Dalam hal yang terlingkup dalam aktivitas berbuat (fi’il) seperti shalat, pada pagi hari itu orang akil balig tersebut di atas belum berkewajiban mempelajari pengetahuan tentang shalat zhuhur karena waktunya belum tiba. Apabila ia mempelajari pengetahuan ini sebelum waktunya tiba, maka belajarnya hanya dipandang sebagai wajib dalam masa tangguh (fardh ‘ala al-faur). Apabila waktu zhuhur telah tiba, dalam arti ia berada dalam kondisi actual, ia hendaknya memperbaharui (tajdid) pengetahuannya tentang shalat zhuhur.
Dengan prinsip ini, mempelajari pengetahuan tentang haji belum “wajib secara langsung” bagi orang yang belum mampu dan bukan pada musim haji; demikian pula mempelajari pengetahuan tentang zakat bagi orang yang tidak mempunyai harta, dan mempelajari pengetahuan tentang puasa Ramadhan bagi orang yang berada di luar bulan Ramadhan.
Dalam hal yang terlingkup dalam aktivitas meninggalkan (tark) pun kewajiban disesuaikan dengan kondisi yang sedang terjadi (ma’yatajaddad min al-hal). Orang bisu tidak wajib mempelajari pengetahuan tentang perkataan yang dilarang, orang buta tidak wajib mempelajari pengetahuan tentang hal-hal yang diharamkan untuk dilihat, dan orang lumpuh yang tidak bisa duduk tidak wajib mempelajari tempat-tempat yang diharamkan untuk diduduki.
2. Kelompok Fardhu Kifayah
Pengetahuan pada kelompok ini cukup dipelajari oleh sebagian anggota penduduk suatu negeri.

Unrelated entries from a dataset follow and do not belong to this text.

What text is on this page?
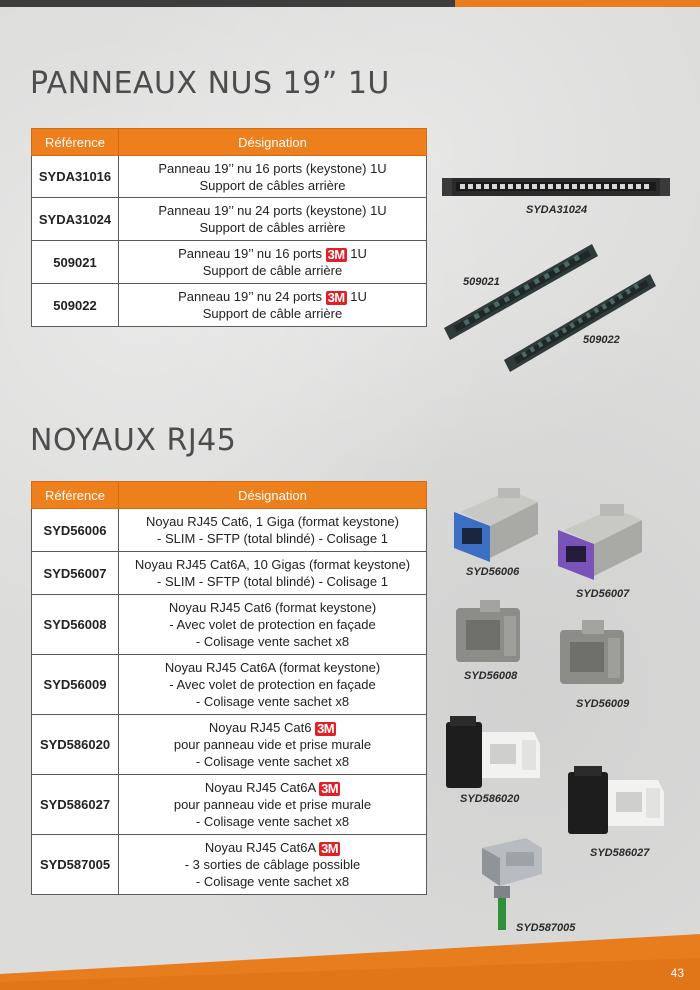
PANNEAUX NUS 19” 1U
Référence	Désignation
SYDA31016	Panneau 19’’ nu 16 ports (keystone) 1U
Support de câbles arrière

SYDA31024	Panneau 19’’ nu 24 ports (keystone) 1U
Support de câbles arrière

509021	Panneau 19’’ nu 16 ports 3M 1U
Support de câble arrière

509022	Panneau 19’’ nu 24 ports 3M 1U
Support de câble arrière
SYDA31024
509021
509022
NOYAUX RJ45
Référence	Désignation
SYD56006	Noyau RJ45 Cat6, 1 Giga (format keystone)
- SLIM - SFTP (total blindé) - Colisage 1

SYD56007	Noyau RJ45 Cat6A, 10 Gigas (format keystone)
- SLIM - SFTP (total blindé) - Colisage 1

SYD56008	Noyau RJ45 Cat6 (format keystone)
- Avec volet de protection en façade
- Colisage vente sachet x8

SYD56009	Noyau RJ45 Cat6A (format keystone)
- Avec volet de protection en façade
- Colisage vente sachet x8

SYD586020	Noyau RJ45 Cat6 3M
pour panneau vide et prise murale
- Colisage vente sachet x8

SYD586027	Noyau RJ45 Cat6A 3M
pour panneau vide et prise murale
- Colisage vente sachet x8

SYD587005	Noyau RJ45 Cat6A 3M
- 3 sorties de câblage possible
- Colisage vente sachet x8
SYD56006
SYD56007
SYD56008
SYD56009
SYD586020
SYD586027
SYD587005
43
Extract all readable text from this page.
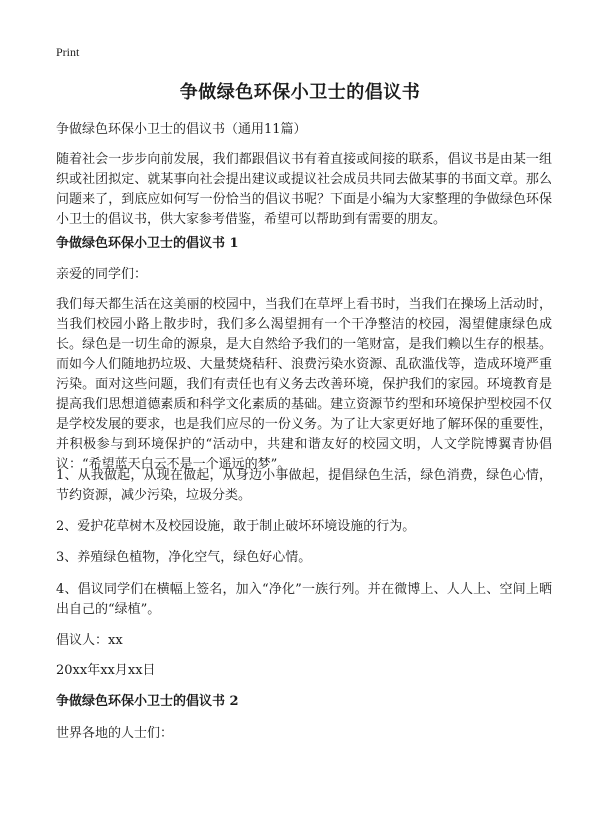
Print
争做绿色环保小卫士的倡议书
争做绿色环保小卫士的倡议书（通用11篇）
随着社会一步步向前发展，我们都跟倡议书有着直接或间接的联系，倡议书是由某一组织或社团拟定、就某事向社会提出建议或提议社会成员共同去做某事的书面文章。那么问题来了，到底应如何写一份恰当的倡议书呢？下面是小编为大家整理的争做绿色环保小卫士的倡议书，供大家参考借鉴，希望可以帮助到有需要的朋友。
争做绿色环保小卫士的倡议书 1
亲爱的同学们：
我们每天都生活在这美丽的校园中，当我们在草坪上看书时，当我们在操场上活动时，当我们校园小路上散步时，我们多么渴望拥有一个干净整洁的校园，渴望健康绿色成长。绿色是一切生命的源泉，是大自然给予我们的一笔财富，是我们赖以生存的根基。而如今人们随地扔垃圾、大量焚烧秸秆、浪费污染水资源、乱砍滥伐等，造成环境严重污染。面对这些问题，我们有责任也有义务去改善环境，保护我们的家园。环境教育是提高我们思想道德素质和科学文化素质的基础。建立资源节约型和环境保护型校园不仅是学校发展的要求，也是我们应尽的一份义务。为了让大家更好地了解环保的重要性，并积极参与到环境保护的“活动中，共建和谐友好的校园文明，人文学院博翼青协倡议：“希望蓝天白云不是一个遥远的梦”。
1、从我做起，从现在做起，从身边小事做起，提倡绿色生活，绿色消费，绿色心情，节约资源，减少污染，垃圾分类。
2、爱护花草树木及校园设施，敢于制止破坏环境设施的行为。
3、养殖绿色植物，净化空气，绿色好心情。
4、倡议同学们在横幅上签名，加入“净化”一族行列。并在微博上、人人上、空间上晒出自己的“绿植”。
倡议人：xx
20xx年xx月xx日
争做绿色环保小卫士的倡议书 2
世界各地的人士们：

Apabila di antara penduduk suatu negeri tidak ada yang mempelajari pengetahuan ini, maka semua penduduk negeri tersebut berdosa. Namun, apabila ada seseorang di antara mereka yang mempelajarinya, maka telah cukup dan kewajiban tidak lagi menjadi beban penduduk lainnya.
Al-Ghazali mendefinisikan pengetahuan kelompok ini sebagai berikut :
Adapun pengetahuan pada kelompok fardhu kifayah ialah setiap pengetahuan yang dibutuhkan demi tegaknya urusan-urusan duniawi.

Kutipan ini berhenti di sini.